Aktienkurse statt Krieg
Russen fürchten Folgen der Weltpolitik für ihr Vermögen und ihr Prestige
von M. Rosenthal-Kappi

Mehr als der kriegerische Konflikt in Georgien selbst beschäftigt die Russen der Medienkrieg der westlichen Presse gegen ihr Land. Denn dort herrscht das stereotype Bild des aggressiven Sowjetimperiums vor, das seinen Einfluß auf ehemals zur Sowjetunion gehörende Territorien mit gewaltsamen Mitteln zurückgewinnen will, und es entsteht der Eindruck, daß es überhaupt keine freien Medien mehr gebe, sondern alles vom „regierenden Ministerpräsidenten Putin“ gelenkt werde. Berichte in russischen Medien zeugen davon, daß Rußland sich als militärisch gestärkt aus dem Konflikt hervorgegangen betrachtet. Die Doppelregierung Medwedew-Putin hat der Welt bewiesen, daß sie in der Lage ist, auf ihren Standpunkten zu beharren und ihre Interessen auch auf internationaler Bühne zu verteidigen.
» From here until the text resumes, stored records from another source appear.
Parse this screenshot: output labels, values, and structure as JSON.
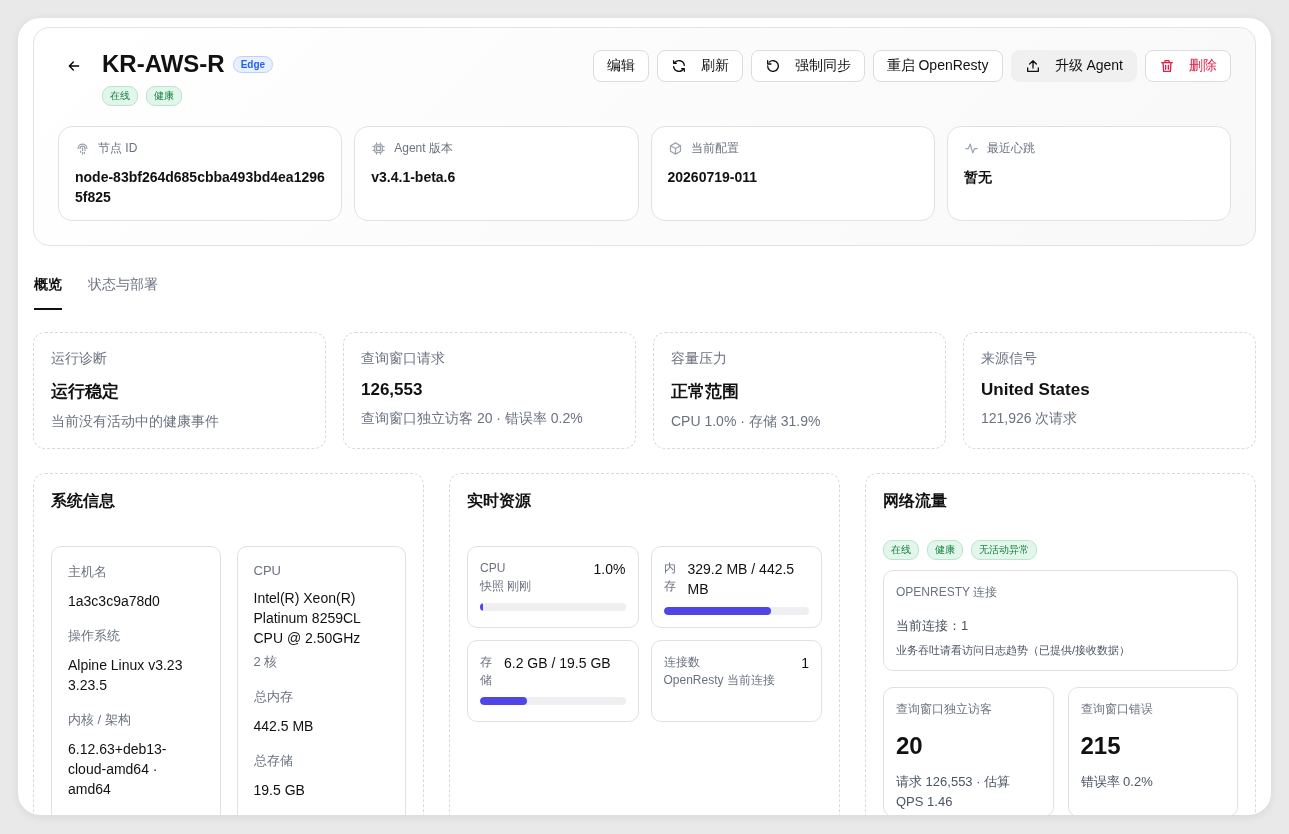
{
  "header": {
    "title": "KR-AWS-R",
    "type_badge": "Edge",
    "status_badges": [
      "在线",
      "健康"
    ],
    "buttons": [
      {
        "label": "编辑",
        "kind": "plain"
      },
      {
        "label": "刷新",
        "kind": "refresh"
      },
      {
        "label": "强制同步",
        "kind": "sync"
      },
      {
        "label": "重启 OpenResty",
        "kind": "plain"
      },
      {
        "label": "升级 Agent",
        "kind": "upload"
      },
      {
        "label": "删除",
        "kind": "danger"
      }
    ],
    "info_cards": [
      {
        "label": "节点 ID",
        "value": "node-83bf264d685cbba493bd4ea12965f825",
        "kind": "fingerprint"
      },
      {
        "label": "Agent 版本",
        "value": "v3.4.1-beta.6",
        "kind": "chip"
      },
      {
        "label": "当前配置",
        "value": "20260719-011",
        "kind": "package"
      },
      {
        "label": "最近心跳",
        "value": "暂无",
        "kind": "pulse"
      }
    ]
  },
  "tabs": [
    {
      "label": "概览",
      "selected": true
    },
    {
      "label": "状态与部署",
      "selected": false
    }
  ],
  "summary_cards": [
    {
      "label": "运行诊断",
      "value": "运行稳定",
      "note": "当前没有活动中的健康事件"
    },
    {
      "label": "查询窗口请求",
      "value": "126,553",
      "note": "查询窗口独立访客 20 · 错误率 0.2%"
    },
    {
      "label": "容量压力",
      "value": "正常范围",
      "note": "CPU 1.0% · 存储 31.9%"
    },
    {
      "label": "来源信号",
      "value": "United States",
      "note": "121,926 次请求"
    }
  ],
  "system_info": {
    "title": "系统信息",
    "columns": [
      [
        {
          "label": "主机名",
          "value": "1a3c3c9a78d0"
        },
        {
          "label": "操作系统",
          "value": "Alpine Linux v3.23 3.23.5"
        },
        {
          "label": "内核 / 架构",
          "value": "6.12.63+deb13-cloud-amd64 · amd64"
        }
      ],
      [
        {
          "label": "CPU",
          "value": "Intel(R) Xeon(R) Platinum 8259CL CPU @ 2.50GHz",
          "note": "2 核"
        },
        {
          "label": "总内存",
          "value": "442.5 MB"
        },
        {
          "label": "总存储",
          "value": "19.5 GB"
        }
      ]
    ]
  },
  "realtime": {
    "title": "实时资源",
    "metrics": [
      {
        "label": "CPU",
        "value": "1.0%",
        "note": "快照 刚刚",
        "level": 0.01,
        "kind": "bar"
      },
      {
        "label": "内存",
        "value": "329.2 MB / 442.5 MB",
        "level": 0.74,
        "kind": "bar"
      },
      {
        "label": "存储",
        "value": "6.2 GB / 19.5 GB",
        "level": 0.32,
        "kind": "bar"
      },
      {
        "label": "连接数",
        "value": "1",
        "note": "OpenResty 当前连接",
        "kind": "count"
      }
    ]
  },
  "network": {
    "title": "网络流量",
    "badges": [
      "在线",
      "健康",
      "无活动异常"
    ],
    "connection": {
      "title": "OPENRESTY 连接",
      "value": "当前连接：1",
      "note": "业务吞吐请看访问日志趋势（已提供/接收数据）"
    },
    "stats": [
      {
        "label": "查询窗口独立访客",
        "value": "20",
        "note": "请求 126,553 · 估算 QPS 1.46"
      },
      {
        "label": "查询窗口错误",
        "value": "215",
        "note": "错误率 0.2%"
      }
    ]
  }
}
Rußlands Antwort auf Drohungen seitens der USA bezüglich seiner Aufnahme in die Welthandelsorganisation (WTO) oder der Befürwortung eines baldigen Nato-Beitritts Georgiens strotzt vor Selbstbewußtsein. Putin machte deutlich, daß die Zeit der unterwürfigen Haltung gegenüber den Forderungen des Westens endgültig vorbei sei, als er erklärte, der WTO-Beitritt Rußlands bringe nur geringe Vorteile für die russische Wirtschaft, während die Erfüllung der Voraussetzungen für eine Aufnahme erhebliche Lasten für sie bedeute. Hier müsse ohnehin nachverhandelt werden. Der Konfrontation mit dem Westen oder der Nato scheint Rußland eher gelassen zu begegnen.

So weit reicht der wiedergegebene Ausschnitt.